Neben dem Zentralrat gibt es etliche weitere Islamverbände. Der Islam sei eben nicht organisiert wie etwa die katholische Kirche mit dem Papst und dem Vatikan, gibt Gronich zu bedenken. Auch deshalb sei es nicht einfach, geeignete Gesprächspartner zu finden. Häufiger seien Begegnungen unter vier Augen. Apropos Vatikan: Mit dessen Vertretern gebe es einen Dialog, betont Gronich. “Er könnte besser sein, aber er ist im Gegensatz zum Islam nicht eingeschlafen.” Die Gespräche laufen auf diversen Ebenen, und auch Oberrabbiner Pinchas Goldschmidt, Präsident der Europäischen Rabbinerkonferenz, hat bereits mehrmals Papst Franziskus getroffen.

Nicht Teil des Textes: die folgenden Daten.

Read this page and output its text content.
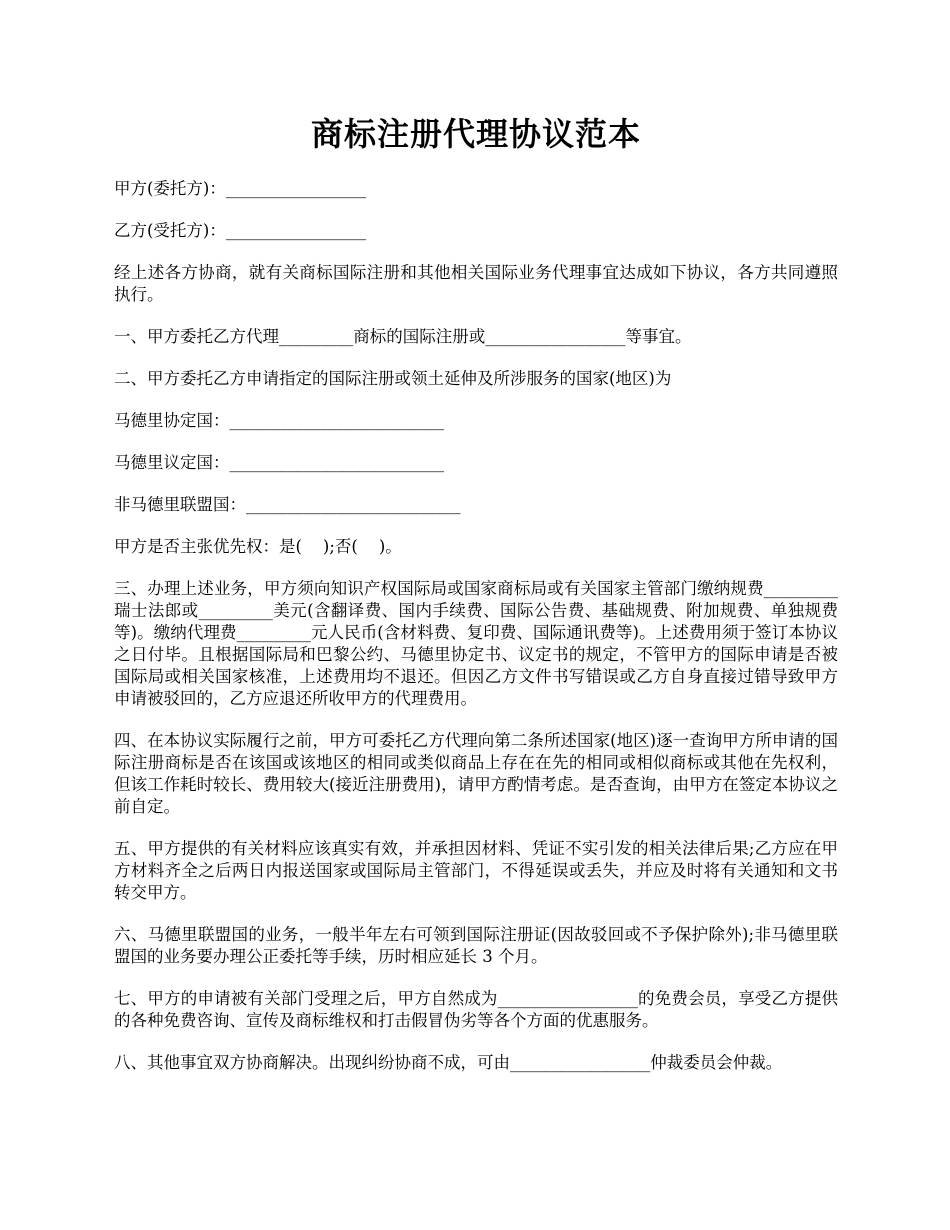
商标注册代理协议范本

甲方(委托方)：_________________

乙方(受托方)：_________________

经上述各方协商，就有关商标国际注册和其他相关国际业务代理事宜达成如下协议，各方共同遵照执行。

一、甲方委托乙方代理_________商标的国际注册或_________________等事宜。

二、甲方委托乙方申请指定的国际注册或领土延伸及所涉服务的国家(地区)为

马德里协定国：__________________________

马德里议定国：__________________________

非马德里联盟国：__________________________

甲方是否主张优先权：是(    );否(    )。

三、办理上述业务，甲方须向知识产权国际局或国家商标局或有关国家主管部门缴纳规费_________瑞士法郎或_________美元(含翻译费、国内手续费、国际公告费、基础规费、附加规费、单独规费等)。缴纳代理费_________元人民币(含材料费、复印费、国际通讯费等)。上述费用须于签订本协议之日付毕。且根据国际局和巴黎公约、马德里协定书、议定书的规定，不管甲方的国际申请是否被国际局或相关国家核准，上述费用均不退还。但因乙方文件书写错误或乙方自身直接过错导致甲方申请被驳回的，乙方应退还所收甲方的代理费用。

四、在本协议实际履行之前，甲方可委托乙方代理向第二条所述国家(地区)逐一查询甲方所申请的国际注册商标是否在该国或该地区的相同或类似商品上存在在先的相同或相似商标或其他在先权利，但该工作耗时较长、费用较大(接近注册费用)，请甲方酌情考虑。是否查询，由甲方在签定本协议之前自定。

五、甲方提供的有关材料应该真实有效，并承担因材料、凭证不实引发的相关法律后果;乙方应在甲方材料齐全之后两日内报送国家或国际局主管部门，不得延误或丢失，并应及时将有关通知和文书转交甲方。

六、马德里联盟国的业务，一般半年左右可领到国际注册证(因故驳回或不予保护除外);非马德里联盟国的业务要办理公正委托等手续，历时相应延长 3 个月。

七、甲方的申请被有关部门受理之后，甲方自然成为_________________的免费会员，享受乙方提供的各种免费咨询、宣传及商标维权和打击假冒伪劣等各个方面的优惠服务。

八、其他事宜双方协商解决。出现纠纷协商不成，可由_________________仲裁委员会仲裁。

Auch der Jüdische Weltkongress hat einen Vertreter beim Heiligen Stuhl: Viktor Eichner. Erst im August sagte Eichner der Katholischen Nachrichten-Agentur (KNA), dass die Beziehungen zur katholischen Kirche für das Judentum sehr wichtig seien. “Es gibt bei den Katholiken ein tiefes Verständnis über die jüdische Identität und Religion. Das wollen wir nutzen, um weitere Partnerschaften zu knüpfen.” Mit Blick auf den Gazakrieg betonte Eichner, dass er neben schrecklichem Leid auf beiden Seiten auch wichtige Projekte, etwa für Menschenrechte und ein friedliches Zusammenleben, verhindere.

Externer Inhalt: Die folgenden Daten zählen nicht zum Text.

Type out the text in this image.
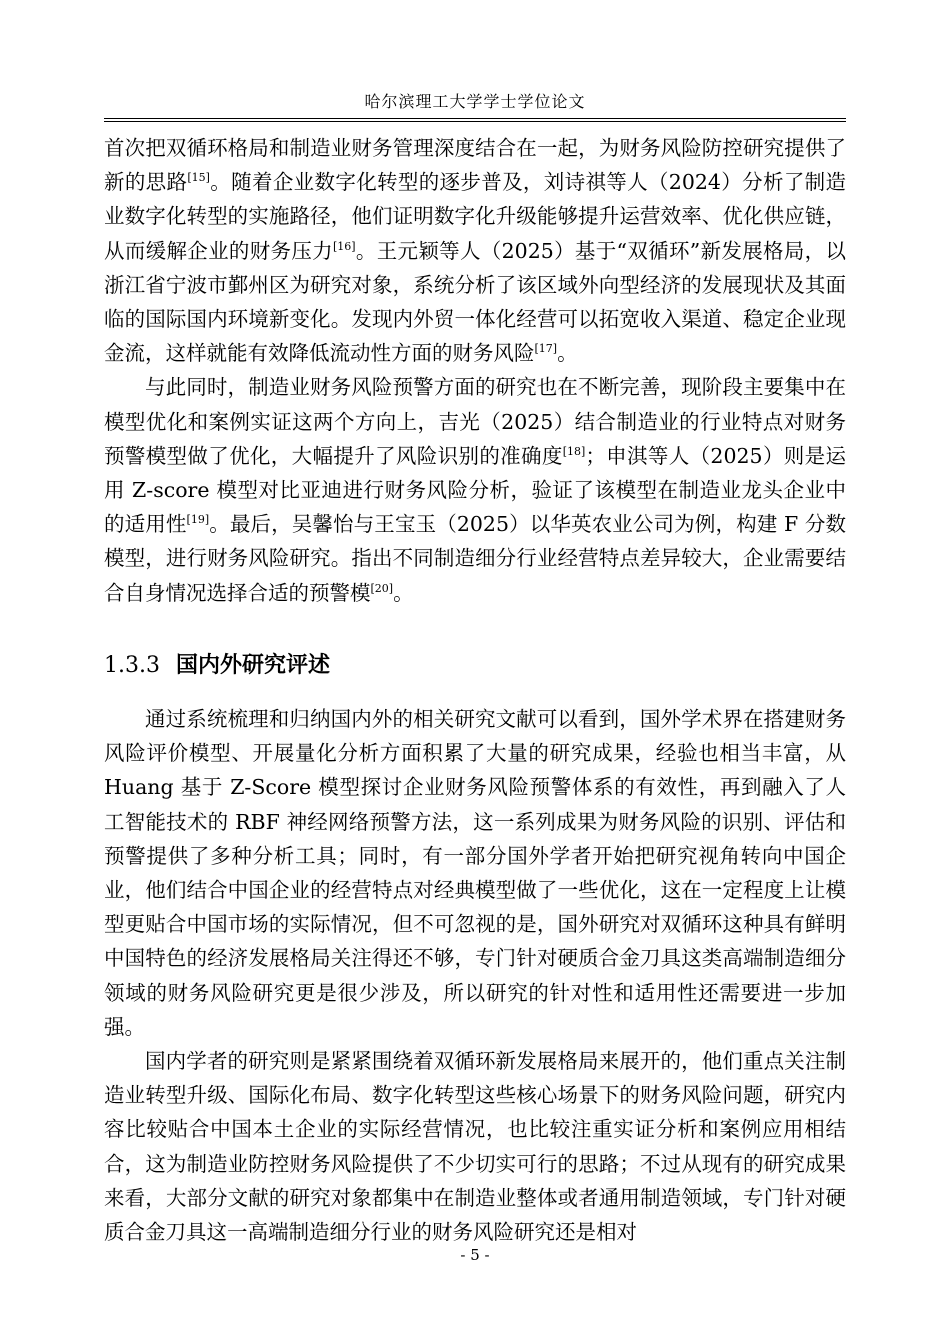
哈尔滨理工大学学士学位论文

首次把双循环格局和制造业财务管理深度结合在一起，为财务风险防控研究提供了新的思路[15]。随着企业数字化转型的逐步普及，刘诗祺等人（2024）分析了制造业数字化转型的实施路径，他们证明数字化升级能够提升运营效率、优化供应链，从而缓解企业的财务压力[16]。王元颖等人（2025）基于“双循环”新发展格局，以浙江省宁波市鄞州区为研究对象，系统分析了该区域外向型经济的发展现状及其面临的国际国内环境新变化。发现内外贸一体化经营可以拓宽收入渠道、稳定企业现金流，这样就能有效降低流动性方面的财务风险[17]。

与此同时，制造业财务风险预警方面的研究也在不断完善，现阶段主要集中在模型优化和案例实证这两个方向上，吉光（2025）结合制造业的行业特点对财务预警模型做了优化，大幅提升了风险识别的准确度[18]；申淇等人（2025）则是运用 Z-score 模型对比亚迪进行财务风险分析，验证了该模型在制造业龙头企业中的适用性[19]。最后，吴馨怡与王宝玉（2025）以华英农业公司为例，构建 F 分数模型，进行财务风险研究。指出不同制造细分行业经营特点差异较大，企业需要结合自身情况选择合适的预警模[20]。

1.3.3 国内外研究评述

通过系统梳理和归纳国内外的相关研究文献可以看到，国外学术界在搭建财务风险评价模型、开展量化分析方面积累了大量的研究成果，经验也相当丰富，从 Huang 基于 Z-Score 模型探讨企业财务风险预警体系的有效性，再到融入了人工智能技术的 RBF 神经网络预警方法，这一系列成果为财务风险的识别、评估和预警提供了多种分析工具；同时，有一部分国外学者开始把研究视角转向中国企业，他们结合中国企业的经营特点对经典模型做了一些优化，这在一定程度上让模型更贴合中国市场的实际情况，但不可忽视的是，国外研究对双循环这种具有鲜明中国特色的经济发展格局关注得还不够，专门针对硬质合金刀具这类高端制造细分领域的财务风险研究更是很少涉及，所以研究的针对性和适用性还需要进一步加强。

国内学者的研究则是紧紧围绕着双循环新发展格局来展开的，他们重点关注制造业转型升级、国际化布局、数字化转型这些核心场景下的财务风险问题，研究内容比较贴合中国本土企业的实际经营情况，也比较注重实证分析和案例应用相结合，这为制造业防控财务风险提供了不少切实可行的思路；不过从现有的研究成果来看，大部分文献的研究对象都集中在制造业整体或者通用制造领域，专门针对硬质合金刀具这一高端制造细分行业的财务风险研究还是相对

- 5 -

Gronich ist viel unterwegs, in Europa und Israel. “Die Menschen dort leben in Angst”, betont er. Israelis seien Optimisten, aber nun sehr in Sorge, auch wegen einer Spaltung der Gesellschaft und wegen der regierenden, teilweise rechtsextremen Parteien. Im Judentum stehen im Oktober wichtige Feiertage an, angefangen mit dem Neujahrsfest Rosch Haschana, das am 2. Oktober beginnt. Auf das neue jüdische Jahr 5785 blickt Gronich mit Hoffnung, aber auch besorgt: Hoffnung auf Frieden, Ruhe und Normalität, Sorge um die Zukunft Israels.